When the report of this Committee was produced, the question arose before the court with regard to the “concept of consent” for the administration of the vaccine and the resultant illness suffered by the victims.
The court had then asked the states for their response on the steps that have been taken by the concerned Governments keeping in view the various instructions given from time to time including what has been stated in the report of the Parliamentary Standing Committee.
During the hearing, the court has contended that the report of parliament the parliamentary committees could be considered by the court to take a look at it but can’t be used for evidentiary purposes or to direct the parliament to act on them, the Supreme Court was told on Thursday.
The constitution bench of Chief Justice Dipak Misra, Justice A.K. Sikri, Justice A.M. Khanwilkar, Justice D.Y. Chandrachud and Justice Ashok Bhushan was told that every constitutional body acted independently of other co-equal constitutional institutions.
Senior counsel Harish Salve while telling the court said that ” the reference to what goes on in a co-equal constitutional institution is always circumspect. Freedom of speech and expression recognized explicitly or otherwise, is implicit in the working of every constitutional institution”.
Telling the court that it was the institution alone that controls and regulates itself, he said: “Every function of an institution should be regulated by that institution alone”, be it the government auditor CAG or the Election Commission and termed the independent functioning of the constitutional institution as “the value of our democratic system”.
At the time of the examination of the question whether courts could use reports of the parliamentary committee as evidence for determining an issue the slave said that if somebody lies before the parliament, then it for parliament alone to decide on its course of action against such a person.

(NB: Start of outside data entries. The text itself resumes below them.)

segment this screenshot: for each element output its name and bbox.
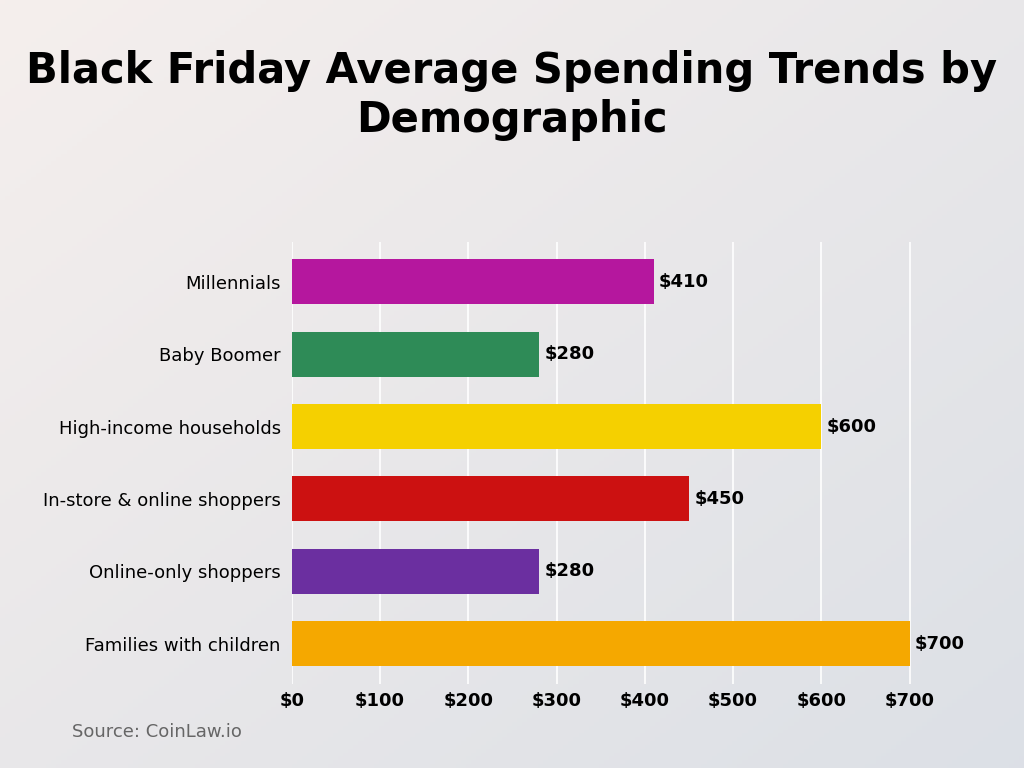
Bar (292, 260, 653, 304)
Bar (292, 404, 821, 449)
Text: $600: $600 (826, 418, 877, 435)
Bar (292, 621, 909, 666)
Text: $700: $700 (914, 634, 965, 653)
Bar (292, 476, 689, 521)
Text: $450: $450 (694, 490, 744, 508)
Text: $410: $410 (659, 273, 709, 291)
Text: $280: $280 (544, 345, 594, 363)
Bar (292, 549, 539, 594)
Text: Source: CoinLaw.io: Source: CoinLaw.io (72, 723, 242, 741)
Text: $280: $280 (544, 562, 594, 581)
Text: Black Friday Average Spending Trends by
Demographic: Black Friday Average Spending Trends by … (27, 50, 997, 141)
Bar (292, 332, 539, 376)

In response to a query from the bench whether courts could not use the general information that is provided in the reports of the parliamentary committees, Salve said that general information could be used but not the specific.
Article 32 gives the right to move the top court for the enforcement of fundamental rights and Article 136 provides for the top court to grant leave to appeal against judgment, decree, sentence or order passed or made by any court or tribunal in the territory of India.
Centre and state governments have maintained their stand that the vaccine was necessary and steps have been taken to avoid any kind of hazards.
The hearing remained inconclusive and would continue on October 24.